Fowler’s work made me think of Curtis, and the relation to archival footage, the meaning of what we keep as history and memory. Curtis is heavily positioned in his work. He knows this, explores it and exploits it. And here, I am not aligning myself with camps Fowler or Curtis in relation to the material. I am just trying to think through my own position in relation to power, to the formation of my own knowledge and emotion when I see these works.

In a sense, I am asking someone (it may fall onto me, of course) to organise a round table with both of them to work through the questions Curtis raises in his latest blog post. Watch the videos, they are a perfect example of a methodological approach through images, as is Fowler’s work.

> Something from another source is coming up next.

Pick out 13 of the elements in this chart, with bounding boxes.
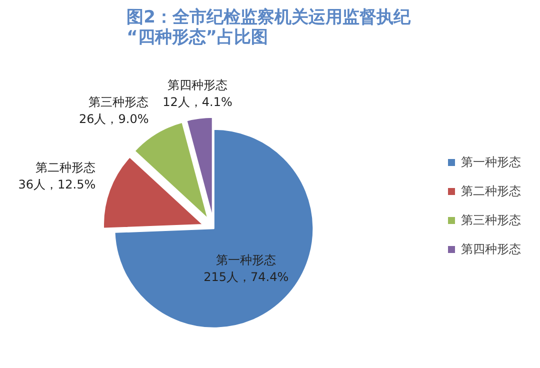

For the last year or so I have been collecting all sorts of footage of people dancing that I found in the BBC archives. In all I gathered over two thousand shots culled from all kinds of programmes. I then cut some of them together to music by the wonderful 70s German band Neu.

I think it gives a sense that we are all together in the dance.

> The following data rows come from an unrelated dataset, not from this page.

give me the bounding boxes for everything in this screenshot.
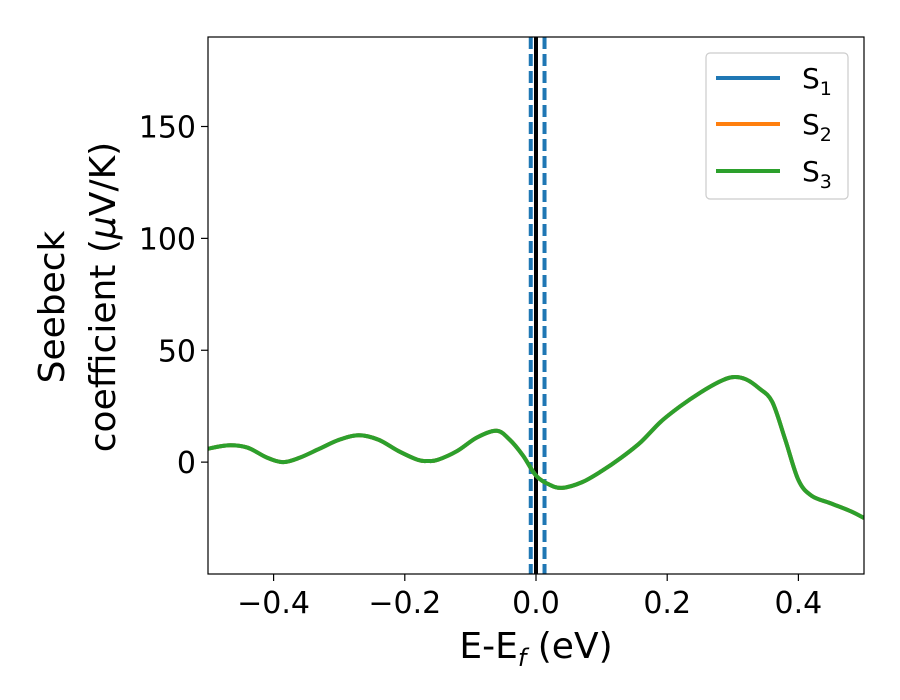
y-tick-label: 150 xyxy=(139,111,196,146)
x-axis-label: E-Ef (eV) xyxy=(459,626,612,672)
x-tick-label: 0.4 xyxy=(775,586,823,621)
series-line-s3 xyxy=(208,375,864,520)
y-axis-label-line1: Seebeck xyxy=(32,230,73,383)
x-tick-label: −0.2 xyxy=(368,586,441,621)
y-axis-label-line2: coefficient (μV/K) xyxy=(83,142,124,452)
legend-label-s2: S2 xyxy=(802,108,832,146)
y-tick-label: 0 xyxy=(177,446,196,481)
x-tick-label: 0.2 xyxy=(643,586,691,621)
legend-label-s1: S1 xyxy=(802,62,832,100)
y-tick-label: 50 xyxy=(158,334,196,369)
x-tick-label: −0.4 xyxy=(237,586,310,621)
legend: S1 S2 S3 xyxy=(705,52,849,200)
x-tick-label: 0.0 xyxy=(512,586,560,621)
y-tick-label: 100 xyxy=(139,222,196,257)
legend-label-s3: S3 xyxy=(802,155,832,193)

I then took exactly the same sequence of images – I haven’t altered even a frame – and put them to a montage of some very different music. There are all sorts of songs and pieces in there – but it owes a great deal to the great romantic musical genius of our age – Burial.

I think that this other version leads you to look at the people dancing in a very different way. The feeling it evokes is how separate we are – and how isolated we sometimes are from one another.


3 thoughts on “‘While the band played on’

  1. I think that a brilliant idea to bring Curtis and Fowler together. In the meantime take a look at this this conversation between Adam Curtis and Hans Ulrich Obrist brought together by eFlux people.
    You can get a good idea where Curtis is coming from. He did a PhD in politics at Oxford and also taught there:

    “To get a PhD, you have to find something that no one else has done, possess it, and then build a ring fence of quotations and references around it to protect it. In the 1980s, the academic world was facing uncertainty and because of that becoming increasingly cynical and corrupted. So I decided to leave, but without knowing what to do next. […] And I ended up making films about talking dogs. So there wasn’t a moment of epiphany, but it was more like a strange drug-induced experience of lurching from one extreme to another, from teaching politics at Oxford and getting bored to making films about talking dogs and dogs that could sing. But I loved it, I just thought it was simply wonderful.”

    So now i am really curious, i must admit.

  2. What an interesting guy, Michael. I really enjoyed hearing him talk at the Boring Conference last year, as I enjoyed Luke this Wednesday. Two fascinating moving image people. Lets get them together, Michael, me and you!

    PS: That interview is amazing. I got it as an epub from you!

  3. Oh, yes, i remember you saying so. I had a long discussion w a friend of mine about an issue he mentions in the eflux publication. Which i consider a really serious one.
    In a nutshell: Curtis says that today things have become so complex that it is next to impossible to understand enough in order to tell a coherent story. That means his methods are experiencing a breakdown and have become outdated. That is quite a disaster. As i understand it he appears to blame ‘them’ (politics, banks, etc.) for deliberately obfuscating what they are doing. My friend says that this was a sign of the times and that he simply should adopt new methods of storytelling. We have to discuss this another time.